La violence accrue qui gangrène l’atmosphère depuis plusieurs mois ne fait pas que semer l’inquiétude, elle fait planer un sombre nuage sur leurs affaires, déplorent plusieurs d’entre eux.

 

« On ne laisse plus les employés fermer seuls le magasin. On a augmenté les heures juste pour des raisons de sécurité, pour qu’ils soient toujours deux à la fermeture », soutient Luc Généreux, propriétaire du sauna Oasis, rue Sainte-Catherine.

 

Depuis les épisodes de violence, les caisses ne sont plus accessibles, les recettes jamais déposées le soir, et le personnel augmenté en soirée, même s’il n’y a pas plus de clients.


« La violence ce n’est pas nouveau, mais c’est la fréquence qui est exponentielle. Au début janvier, il y a eu quatre agressions distinctes le même week-end dans la rue Sainte-Catherine. Ça prend des proportions démesurées », s’inquiète Ghislain Rousseau, commerçant et propriétaire de la boutique Fétiche Armada, et militant connu du quartier.

 

Ce marchand, qui tient une boutique et un atelier de confection de vêtements de cuir, dénonce depuis des lustres l’inertie de l’administration municipale et de la police face à la criminalité qui monte en flèche.
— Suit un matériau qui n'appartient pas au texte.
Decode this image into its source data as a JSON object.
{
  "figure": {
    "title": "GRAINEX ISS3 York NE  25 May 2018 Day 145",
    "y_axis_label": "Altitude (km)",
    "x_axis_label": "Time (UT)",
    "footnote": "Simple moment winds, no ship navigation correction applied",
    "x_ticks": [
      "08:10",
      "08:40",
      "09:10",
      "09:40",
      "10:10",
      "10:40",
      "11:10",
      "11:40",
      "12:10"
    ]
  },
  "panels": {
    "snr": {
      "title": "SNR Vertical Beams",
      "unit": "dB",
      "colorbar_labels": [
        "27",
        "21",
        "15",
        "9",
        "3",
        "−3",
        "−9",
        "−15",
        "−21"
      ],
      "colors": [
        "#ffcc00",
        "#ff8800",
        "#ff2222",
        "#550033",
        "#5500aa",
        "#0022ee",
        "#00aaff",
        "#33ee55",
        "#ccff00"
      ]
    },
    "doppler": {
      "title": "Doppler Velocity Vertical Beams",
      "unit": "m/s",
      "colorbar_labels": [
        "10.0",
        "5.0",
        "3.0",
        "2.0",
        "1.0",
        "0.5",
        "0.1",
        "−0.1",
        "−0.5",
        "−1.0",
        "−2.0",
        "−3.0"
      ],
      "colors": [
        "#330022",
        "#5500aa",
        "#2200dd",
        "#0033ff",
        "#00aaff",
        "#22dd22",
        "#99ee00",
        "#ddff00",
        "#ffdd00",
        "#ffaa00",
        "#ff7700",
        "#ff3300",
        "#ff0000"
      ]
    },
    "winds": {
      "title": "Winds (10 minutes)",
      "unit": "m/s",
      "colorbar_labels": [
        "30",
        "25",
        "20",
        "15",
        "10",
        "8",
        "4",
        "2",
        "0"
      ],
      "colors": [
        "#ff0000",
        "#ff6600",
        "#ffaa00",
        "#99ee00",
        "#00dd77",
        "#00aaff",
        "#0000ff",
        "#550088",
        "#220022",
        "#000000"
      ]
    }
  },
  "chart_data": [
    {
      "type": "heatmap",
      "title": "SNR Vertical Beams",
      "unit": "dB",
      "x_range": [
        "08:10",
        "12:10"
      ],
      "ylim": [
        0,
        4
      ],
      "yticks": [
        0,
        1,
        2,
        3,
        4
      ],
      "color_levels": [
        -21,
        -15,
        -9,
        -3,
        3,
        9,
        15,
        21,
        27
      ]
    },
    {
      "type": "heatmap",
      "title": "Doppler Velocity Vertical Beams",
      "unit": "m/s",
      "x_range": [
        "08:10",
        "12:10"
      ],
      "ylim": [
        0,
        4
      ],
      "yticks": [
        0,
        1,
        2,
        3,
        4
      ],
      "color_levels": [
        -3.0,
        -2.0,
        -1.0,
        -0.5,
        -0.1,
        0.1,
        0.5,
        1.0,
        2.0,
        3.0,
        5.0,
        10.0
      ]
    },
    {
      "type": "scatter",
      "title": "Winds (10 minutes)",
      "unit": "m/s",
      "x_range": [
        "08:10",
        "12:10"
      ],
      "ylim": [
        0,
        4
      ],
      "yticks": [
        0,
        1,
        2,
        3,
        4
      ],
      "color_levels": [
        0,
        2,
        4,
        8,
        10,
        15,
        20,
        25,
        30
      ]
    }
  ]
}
Lui-même agressé et menacé par de petits délinquants associés au trafic de drogue, il en a soupé de l’indifférence dont font montre les décideurs publics.

 

Depuis que des jeunes sont venus l’intimider dans sa vitrine, le propriétaire de Fétiche Armada a accru l’éclairage sur la façade et sur les côtés de sa boutique, le long de la rue Montcalm, plongée dans l’obscurité le soir.

 

Les mesures prises ces dernières années pour apaiser le quartier n’ont pas éradiqué le problème, croit-il, et l’insécurité croissante est en passe de tuer à petit feu la vie économique dans le Village. « Mettre un policier au coin de la rue, c’est mettre un plaster comme sur le bobo. Il faut s’attaquer au problème de fond qui est celui de la drogue et faire le ménage. Les revendeurs de drogue ont été éliminés du parc Lafontaine il y a deux ans. Pourquoi faudrait-il tolérer cela, ici, dans le quartier gai ? », déplore M. Rousseau.

 

Chez Scores, à deux pas de la place Émilie-Gamelin où rôde une clientèle démunie, on recrute par moments un agent de sécurité à la porte pour refouler les indésirables. Autant de signes que les problèmes persistent.


Des efforts

 

Pour Luc Généreux, la piétonnisation réussie de la rue Sainte-Catherine depuis 2005 ans avec le projet artistique Aires libres, et l’aménagement des fameuses boules roses au-dessus de la voie publique, a beaucoup aidé à augmenter l’achalandage pendant l’été et à rendre le quartier plus vivant. « Mais le reste du temps, de nombreux clients ne viennent plus dans le Village à cause de la violence. Globalement, les affaires ne vont pas très bien. À chaque cas d’agression, ça décourage les gens. Au lieu d’interdire les salons de massage, la Ville devrait peut-être s’attaquer au peep-show et aux vendeurs de drogues », dénonce ce commerçant.

 

Les populaires bars comme le Sky et l’Apollon, remplis à souhait, ont recours eux aussi à des portiers et des agents en permanence pour gérer les allées et venues lors des heures critiques de fermeture. Cela n’a pas empêché le DJ Alain Jackinsky, employé au Sky, d’être tabassé en sortant du boulot le mois dernier.

 

La Société de développement commercial (SDC) du Village, qui regroupe 300 commerçants, multiplie les actions pour animer le quartier. Elle soutient que le taux d’inoccupation des locaux commerciaux, de 22 % en 2005, a chuté à de 6 à 8 % en 2011. Mais la SDC est impuissante devant les actes de violence et la présence de petits délinquants décriés par les résidants. Les deux travailleurs de rue embauchés par la Société, qui sillonnent le quartier pour gérer les cas lourds d’itinérance, ont permis d’éviter de nombreuses interventions policières et la judiciarisation des problèmes. Mais leur présence n’a nullement refroidi les activités des revendeurs qui squattent les abords du métro, et invectivent par moments les passants.

 

Dans l’obscur parc de L’Espoir, funestement renommé « parc du Désespoir », on n’a pas encore réussi à améliorer l’éclairage réclamé à la Ville (sous l’administration Tremblay). Les lampadaires diffusent aussi une lumière glauque au métro Beaudry et Berri. « La réponse de la Ville, c’est que l’éclairage correspond aux normes minimales exigées, tonne Ghislain Rousseau. Ce qui marche à Outremont ne marche peut-être pas ici, où la criminalité est installée. Si chaque petit morceau du puzzle était amélioré, ça aiderait déjà beaucoup à régler les problèmes et à repousser les occupants non désirés. »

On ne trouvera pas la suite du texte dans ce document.